Wear comfortable footwear with no heel (and I mean completely flat, not even an inch) — look into Vibrams or other minimal footwear. Or ditch the shoes altogether — if you are sitting at a desk, no one sees your feet anyway. You won’t be shortening your calf muscles, which will in turn alleviate issues with your hips, back, and pelvic floor. Katy Bowman has lots of good information on why heels gotta go.
Bring a scarf, shawl, pashmina, blanket, or sweater to have another layer of temperature control. Many offices are cold in winter (at least in Canada), and freezing in summer, since people dress for outside +30°C and the air conditioners bring the temperature down 10 degrees or more, with drafts (especially where people share the building with computers that need to be kept cool). When your body has to work at keeping itself warm, your brain is not dedicating as much capacity to your work as it could in a comfortable temperature.
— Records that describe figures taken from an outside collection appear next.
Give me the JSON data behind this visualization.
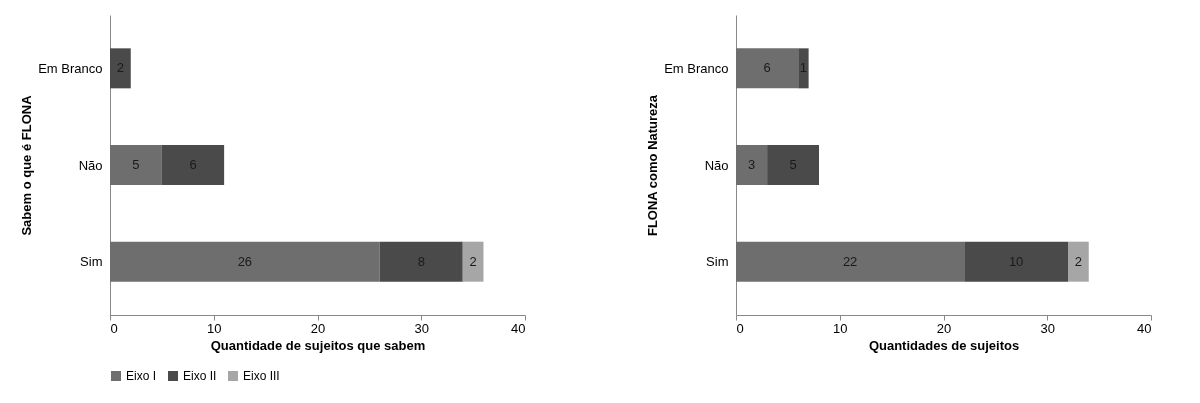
{
  "chart_data": [
    {
      "type": "bar",
      "orientation": "horizontal",
      "stacked": true,
      "categories": [
        "Em Branco",
        "Não",
        "Sim"
      ],
      "xlabel": "Quantidade de sujeitos que sabem",
      "ylabel": "Sabem o que é FLONA",
      "xlim": [
        0,
        40
      ],
      "xticks": [
        0,
        10,
        20,
        30,
        40
      ],
      "grid": false,
      "legend": "bottom",
      "data_labels": true,
      "series": [
        {
          "name": "Eixo I",
          "color": "#6e6e6e",
          "values": [
            null,
            5,
            26
          ]
        },
        {
          "name": "Eixo II",
          "color": "#4a4a4a",
          "values": [
            2,
            6,
            8
          ]
        },
        {
          "name": "Eixo III",
          "color": "#a6a6a6",
          "values": [
            null,
            null,
            2
          ]
        }
      ]
    },
    {
      "type": "bar",
      "orientation": "horizontal",
      "stacked": true,
      "categories": [
        "Em Branco",
        "Não",
        "Sim"
      ],
      "xlabel": "Quantidades de sujeitos",
      "ylabel": "FLONA como Natureza",
      "xlim": [
        0,
        40
      ],
      "xticks": [
        0,
        10,
        20,
        30,
        40
      ],
      "grid": false,
      "legend": "bottom",
      "data_labels": true,
      "series": [
        {
          "name": "Eixo I",
          "color": "#6e6e6e",
          "values": [
            6,
            3,
            22
          ]
        },
        {
          "name": "Eixo II",
          "color": "#4a4a4a",
          "values": [
            1,
            5,
            10
          ]
        },
        {
          "name": "Eixo III",
          "color": "#a6a6a6",
          "values": [
            null,
            null,
            2
          ]
        }
      ]
    }
  ]
}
Bring healthy snacks to stash at your workplace: dried fruit, seeds and nuts, home-made energy bars, dark chocolate. It’s too easy to get lost in work and realize too late that you are famished and there’s no time to go out and get anything healthy (or your office is in the middle of nowhere and the only fair around is junk from a gas station). If you don’t have healthy snacks ready, you can easily fall into a trap of grabbing the sugar-laden ones from a convenience store nearby. Snack in moderation — even though these things are better for you, there is no need to overindulge. Keep these for emergency times only.
Bring healthy lunch and fresh snacks every day (and when you fail to plan, you will have your stashed ones to fall back onto): dinner leftovers and fresh fruit and veggies are the best. Bring cutlery if none is provided by your office, wash it after lunch and keep it at your desk. There are few things more frustrating than opening your home-made lunch and realizing you’ve forgotten the utensils.
Bring a water bottle with clean water — not all offices have clean tap water or a good water filter. In many places, bottled water is of worse quality than tap water, so save your money and don’t buy bottled water unless you are somewhere tap water is not safe for drinking.
Bring a mug you can keep at your desk and a few different teas you enjoy. It’s great to have a refreshing cup of green tea during a hot summer day, or a cup of hot black tea on a cold winter morning. Your mug will make the place feel more like home and can serve as a focus point when you need to shake off frustration and reset to a productive mindset.
Bring a box of tissues — it’s very handy to have for any spills, to use as a napkin, a wrapper, or a handkerchief.
Bring headphones if your work requires concentration. Headphones can serve as a reminder to people around you that you are “in the zone” and might not want to be interrupted. They will think twice before asking you a question directly, often opting out for email or instant messaging as a more gentle way to get your attention. In fact, some software companies make it a part of their code of conduct, to reduce interruption and increase productivity.
These are a few tips that I have found helpful. What are you favourite ways to make your workplace welcoming and make you want to spend time there?